Taken together, Carter ruled, the missteps kept the defense in the dark about the driver’s identity and denied them the chance to find her to determine whether her account differed from what Lewis said she saw. Had jurors known that she had lied about who was driving, it might have given less credibility to the rest of her testimony, the judge ruled.
McKay died a few years after Williams’ trial. Lewis could not be reached for comment.
In throwing out the murder conviction, Carter also ruled that an informant had improperly elicited information from Williams and should not have been allowed to testify at the trial and that a second informant who testified was not credible.
Trutanich denied in an interview with The Times that he had invoked Williams’ case in his election campaigns, which included his successful 2009 run for city attorney and his failed bid to become district attorney in 2012.
Campaign materials from the two races, however, show otherwise.

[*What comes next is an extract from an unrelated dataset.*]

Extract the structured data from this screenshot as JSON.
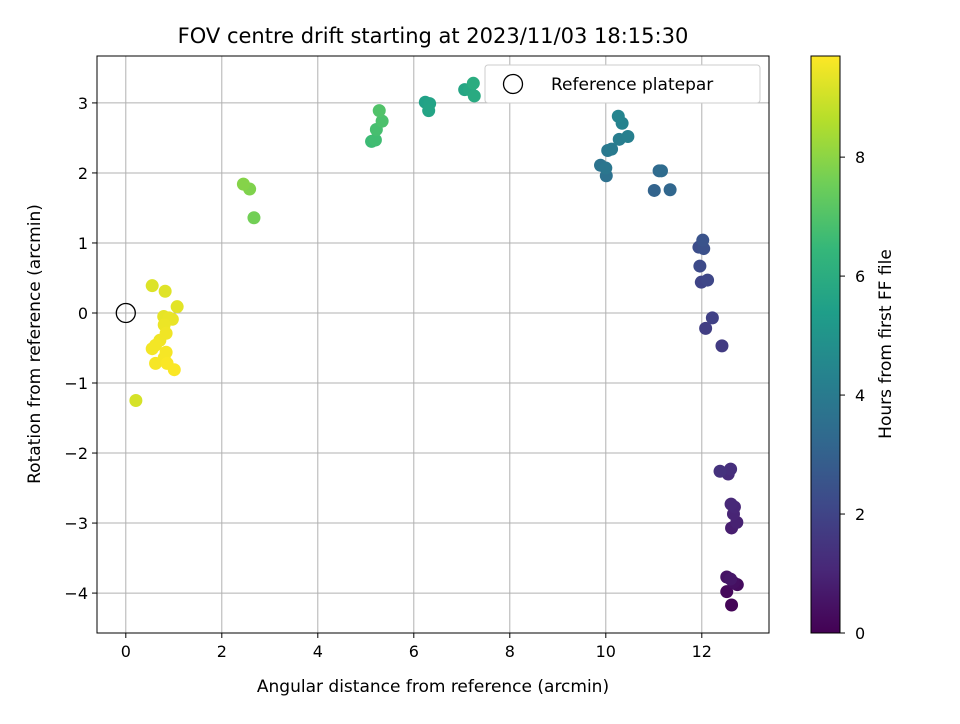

In a brochure he created for the city attorney race, Trutanich noted he had won a conviction and death verdict against Williams. And in a television spot, the narrator says, “It was Trutanich who got the conviction of Barry Glenn Williams” and, if elected, would work “to make sure gang members serve real time.”
An online ad made for his district attorney race showed Trutanich driving along the street where the killing occurred and talking at length about the case. He described Lewis as “a church-going lady” and praised her willingness to testify despite having her house shot up before the trial.
“I can tell you that this case is really built and was won on Carmen Trutanich’s tenacity,” a former district attorney’s investigator and close aide to Trutanich says in the video. “He gave it 24/7, so there was no time off for him.”
Trutanich lost his bid for reelection as city attorney in 2013.
In his ruling, Carter saved some of his harshest criticism for the state Supreme Court, which rejected Williams’ petition for help in 2000 without a substantial review of the case. The move, Carter wrote, “was inexplicable.”
Under California law, Trutanich is required to notify the State Bar, which administers attorney discipline, of Carter’s ruling. A 2010 study by the California Innocence Project found that the State Bar rarely disciplined prosecutors in such cases.
Joe Holmes, a retired L.A. County sheriff’s investigator who worked on the case, defended Trutanich, recalling him as a good prosecutor who wouldn’t intentionally deceive or mislead. Williams, he added, was a notoriously violent gang member suspected of being involved in more than a dozen slayings.
Silverstein, Williams’ former attorney, thought differently.
“A prosecutor hid evidence, and it took 30 years to correct it,” he said. “There’s something wrong with that.”